What can I say, I was young and desperate. After the check cleared I received a list of names and addresses for companies who were ‘definitely hiring in my field’. And I never heard from a single person on the list. I hope they enjoyed spending my money.

4/11/2007

Thanks for Nothing Bub

In the category of weird things that happen on the interstate...

Last week I had some issuses and ended up stranded during rush hour on the side of I-65 at the I-24 juncture. I didn't want to sit in the car, so I stood around for at least 1.5 hours waiting for the mechanic.

So I'm dodging traffic, obviously not by choice, and this trucker pulls up. He doesn't offer help, he just wants to know why his directions say take I-24 south, and the sign only says I-24 east or west.

Thanks for nothing Bub.

4/10/2007

Are You Nervous Yet?

I was forced to watch an episode of Sex and the City once. It was traumatic, but the payoff was mildly interesting. Sara Jessica Parker realized that there are just always going to be certain questions you get during different phases of your love life.

When you are single: So are you dating anyone?
When you are dating someone: So is it serious?
When you are dating someone seriously: So when’s the wedding?
When you are married: When are you guys going to have kids?

And one I was unaware of until just recently…….

When you are engaged: Are you nervous yet?

It’s a rite of passage I’ve participated in many times.
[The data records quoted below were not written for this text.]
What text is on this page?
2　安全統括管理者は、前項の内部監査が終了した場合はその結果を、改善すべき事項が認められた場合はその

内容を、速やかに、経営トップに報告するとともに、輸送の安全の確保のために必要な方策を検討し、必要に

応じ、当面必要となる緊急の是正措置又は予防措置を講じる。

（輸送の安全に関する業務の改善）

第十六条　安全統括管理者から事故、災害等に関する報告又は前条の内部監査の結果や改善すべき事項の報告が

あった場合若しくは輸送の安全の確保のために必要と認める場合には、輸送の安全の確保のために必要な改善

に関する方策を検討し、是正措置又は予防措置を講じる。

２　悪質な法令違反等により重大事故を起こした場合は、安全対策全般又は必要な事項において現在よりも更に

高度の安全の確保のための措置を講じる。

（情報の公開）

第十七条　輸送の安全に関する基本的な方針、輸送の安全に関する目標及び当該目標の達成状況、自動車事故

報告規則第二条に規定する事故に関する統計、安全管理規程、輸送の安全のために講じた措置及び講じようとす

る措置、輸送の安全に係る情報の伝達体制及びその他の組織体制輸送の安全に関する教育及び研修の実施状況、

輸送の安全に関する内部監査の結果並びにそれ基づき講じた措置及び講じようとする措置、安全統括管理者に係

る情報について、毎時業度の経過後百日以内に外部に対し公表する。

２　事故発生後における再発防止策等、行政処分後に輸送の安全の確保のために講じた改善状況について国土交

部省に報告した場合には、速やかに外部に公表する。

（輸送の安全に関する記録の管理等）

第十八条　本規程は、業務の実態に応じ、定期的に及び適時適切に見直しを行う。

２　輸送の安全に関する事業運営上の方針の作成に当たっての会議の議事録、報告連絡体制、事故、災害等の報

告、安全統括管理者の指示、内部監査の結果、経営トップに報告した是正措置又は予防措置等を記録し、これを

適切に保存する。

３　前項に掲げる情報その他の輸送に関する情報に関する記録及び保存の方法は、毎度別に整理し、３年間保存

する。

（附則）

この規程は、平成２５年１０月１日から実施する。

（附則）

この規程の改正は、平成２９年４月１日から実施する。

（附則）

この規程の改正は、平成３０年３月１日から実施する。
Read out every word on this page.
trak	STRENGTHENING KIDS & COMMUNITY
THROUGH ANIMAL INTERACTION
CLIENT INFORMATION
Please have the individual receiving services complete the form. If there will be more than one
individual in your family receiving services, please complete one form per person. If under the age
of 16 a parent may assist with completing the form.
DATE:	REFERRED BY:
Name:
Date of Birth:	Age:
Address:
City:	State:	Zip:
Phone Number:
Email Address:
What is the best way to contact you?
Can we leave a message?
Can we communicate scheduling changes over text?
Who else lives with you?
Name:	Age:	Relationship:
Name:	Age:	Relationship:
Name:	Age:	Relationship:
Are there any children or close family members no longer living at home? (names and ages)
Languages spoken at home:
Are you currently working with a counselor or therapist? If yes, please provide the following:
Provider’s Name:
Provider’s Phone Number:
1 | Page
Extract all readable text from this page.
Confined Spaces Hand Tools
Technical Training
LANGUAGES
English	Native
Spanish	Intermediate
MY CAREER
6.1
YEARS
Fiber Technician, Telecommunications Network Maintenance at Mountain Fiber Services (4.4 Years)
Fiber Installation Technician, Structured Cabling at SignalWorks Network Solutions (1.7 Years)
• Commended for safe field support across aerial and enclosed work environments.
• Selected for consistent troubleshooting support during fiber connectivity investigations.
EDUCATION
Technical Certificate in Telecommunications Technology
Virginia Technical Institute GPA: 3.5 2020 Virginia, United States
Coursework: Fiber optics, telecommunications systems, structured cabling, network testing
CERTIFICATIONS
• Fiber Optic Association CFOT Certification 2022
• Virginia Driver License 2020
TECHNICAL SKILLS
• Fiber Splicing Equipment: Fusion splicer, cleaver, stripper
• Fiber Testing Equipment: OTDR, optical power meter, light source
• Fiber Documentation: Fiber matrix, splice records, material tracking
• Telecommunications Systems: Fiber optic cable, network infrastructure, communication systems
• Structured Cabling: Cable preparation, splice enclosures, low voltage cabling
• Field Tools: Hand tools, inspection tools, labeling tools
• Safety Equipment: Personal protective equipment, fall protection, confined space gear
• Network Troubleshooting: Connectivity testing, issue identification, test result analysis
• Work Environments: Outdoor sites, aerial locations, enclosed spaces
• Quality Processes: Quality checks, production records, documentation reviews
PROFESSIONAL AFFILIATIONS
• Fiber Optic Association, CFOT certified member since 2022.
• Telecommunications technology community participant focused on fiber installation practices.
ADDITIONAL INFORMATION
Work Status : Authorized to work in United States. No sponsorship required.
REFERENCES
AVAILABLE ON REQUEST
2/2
Give the nearly married guy lots of grief about the new ball and chain, etc…. (I even attended a bachelor party where the guest of honor was forced to wear a ball and chain made from a bowling ball, some chain, and a padlock.) My brother told me that as he was standing at the altar watching his bride come down the aisle the best man leaned over and said “It’s not too late to run for it.” (This is even better when you find out that his best man was our father.)

But I’ve never experienced it from the other side before. The last few weeks before the wedding all my guy friends and family, and even several guys in the office that I barely know, delighted in giving me a hard time about the upcoming nuptials. I got advice ranging from “Run for it now!” to “Enjoy your last days of freedom.” One woman said to me “At least you’ll have someone to cook for you and do your laundry.”

By far the thing I heard the most though was, “Are you nervous yet?”. Everyone from Mrs. W’s former fifth grade teacher to my own mother asked me that. Just the annoyance itself was probably enough to keep me from actually getting nervous until right before the wedding.

I’ve speculated a lot on why everyone seemed to take such glee in trying to make me nervous and uncomfortable. The main reason I think is just your usual hazing, but you’d think that people that have been through it would be more understanding about the stress of it all. I think those folks were mostly motivated by the idea of feeling more knowledgeable and experienced than I was. I’ve noticed that tendency in myself. On our honeymoon I had a lot of fun watching other people get married and disparaging them as newlyweds when I had only been married for 3 days.

People are funny. Mrs. W says she didn’t really have that problem. I blame her femininity. I give it another month before I hear our first "So when are you going to have kids?".

Now Back To Our Regularly Scheduled Posting

Well, that long silence you just read……… that’s the sound of me getting married, going on a Jamaican honeymoon, moving house, putting a house up for sale, and fighting a small war with Comcast (turns out if you have two modems you have to pay twice).

So now I’m chock full of things to blog about. I intend to be posting more as time permits.